东亚地区更新世古人类股骨的演化

doi:10.16359/j.1000-3193/AAS.2024.0083

摘要/Abstract

摘要：

更新世古人类股骨干的形态特征对于理解人类的运动行为和体型进化具有重要意义。东亚地区此类化石稀缺且分布分散，增加了研究难度。本文系统对比了东亚更新世古人类股骨的形态差异，发现从早期到晚期，股骨干中部形态特征的变化与其他地区一致，表现为力学形状指数增大和横断面轮廓的变化，这可能与骨盆和股骨结构的演化有关。早中期的股骨粗壮度与其他地区相似，表明东亚古人类具有典型的狩猎采集者体型。然而，在更新世晚期，尽管东亚古人类股骨显示出与晚更新世现代人相似的特征，如股骨嵴和臀肌凸起，但其粗壮度低于欧洲/西亚地区，可能与行为活动或体型差异有关。这些发现为完善东亚地区人类演化史提供了重要补充。

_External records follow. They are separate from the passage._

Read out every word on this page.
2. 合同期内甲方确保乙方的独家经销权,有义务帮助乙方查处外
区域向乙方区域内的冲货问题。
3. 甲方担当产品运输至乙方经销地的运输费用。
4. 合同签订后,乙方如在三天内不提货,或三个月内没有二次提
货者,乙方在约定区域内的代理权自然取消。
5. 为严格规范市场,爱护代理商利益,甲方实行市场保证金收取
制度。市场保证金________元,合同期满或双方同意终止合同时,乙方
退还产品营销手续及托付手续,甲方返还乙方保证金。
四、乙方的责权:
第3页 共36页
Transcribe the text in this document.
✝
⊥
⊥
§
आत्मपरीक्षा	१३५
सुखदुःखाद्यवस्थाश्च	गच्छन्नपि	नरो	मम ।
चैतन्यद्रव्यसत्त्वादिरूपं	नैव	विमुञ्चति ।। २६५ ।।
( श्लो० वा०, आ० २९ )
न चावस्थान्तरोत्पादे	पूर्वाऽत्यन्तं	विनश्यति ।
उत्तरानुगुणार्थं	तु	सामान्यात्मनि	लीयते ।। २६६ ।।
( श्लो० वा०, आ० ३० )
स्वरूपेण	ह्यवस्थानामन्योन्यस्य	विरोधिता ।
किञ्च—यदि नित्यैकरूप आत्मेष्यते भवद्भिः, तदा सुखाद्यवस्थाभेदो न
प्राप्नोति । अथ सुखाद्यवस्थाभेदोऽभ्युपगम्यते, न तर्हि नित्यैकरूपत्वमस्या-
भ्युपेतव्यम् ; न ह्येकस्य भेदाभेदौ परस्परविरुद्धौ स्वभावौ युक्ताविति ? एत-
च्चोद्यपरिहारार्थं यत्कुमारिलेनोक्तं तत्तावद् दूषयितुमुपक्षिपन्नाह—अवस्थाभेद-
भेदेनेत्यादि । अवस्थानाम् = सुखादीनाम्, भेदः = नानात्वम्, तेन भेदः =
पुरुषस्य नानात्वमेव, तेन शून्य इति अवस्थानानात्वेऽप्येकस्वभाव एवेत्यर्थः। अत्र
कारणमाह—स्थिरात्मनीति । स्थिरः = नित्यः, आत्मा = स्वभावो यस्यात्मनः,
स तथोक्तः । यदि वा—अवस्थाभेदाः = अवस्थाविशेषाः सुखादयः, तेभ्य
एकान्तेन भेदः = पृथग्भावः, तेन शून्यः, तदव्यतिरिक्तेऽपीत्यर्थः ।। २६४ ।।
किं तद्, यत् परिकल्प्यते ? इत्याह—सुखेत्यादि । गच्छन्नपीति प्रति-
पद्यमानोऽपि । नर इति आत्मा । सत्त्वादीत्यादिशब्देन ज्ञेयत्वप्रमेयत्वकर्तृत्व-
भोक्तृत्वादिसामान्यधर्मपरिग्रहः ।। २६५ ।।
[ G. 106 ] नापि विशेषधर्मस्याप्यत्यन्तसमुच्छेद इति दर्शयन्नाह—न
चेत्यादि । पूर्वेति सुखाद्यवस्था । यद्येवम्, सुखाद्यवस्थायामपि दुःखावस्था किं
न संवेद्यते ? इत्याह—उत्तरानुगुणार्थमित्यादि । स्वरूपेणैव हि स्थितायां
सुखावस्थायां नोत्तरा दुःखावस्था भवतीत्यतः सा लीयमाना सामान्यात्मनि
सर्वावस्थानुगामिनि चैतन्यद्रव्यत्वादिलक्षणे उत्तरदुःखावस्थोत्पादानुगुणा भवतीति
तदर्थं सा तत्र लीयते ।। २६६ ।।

关键词: 东亚古人类, 更新世, 股骨形态, 运动行为, 体型差异

Abstract:

Investigation into morphological traits of femoral shafts from Pleistocene Homo sapiens is pivotal to our understanding of human movement patterns and body size of the East Asia type. Despite the critical role these fossils play, their scarcity and uneven distribution in East Asia pose a formidable challenge to this study of morphological evolution. This paper integrates published anatomical data with a systematic examination of midshaft cross sections and overall morphological structure of Pleistocene human femoral shafts from East Asia. This study shows a consistent trend in morphological changes from the early to late Pleistocene, mirroring anatomical patterns observed globally. For instance, the mechanical shape index of the femoral shaft increases, and the cross-sectional shape transitions from anterior-posterior elongation to medial-lateral elongation suggesting an evolutionary adaptation to changes in pelvic and femoral structures. Early and middle Pleistocene femora exhibit robusticity akin to those remains from other regions likely indicative of a common hunting-gathering lifestyle.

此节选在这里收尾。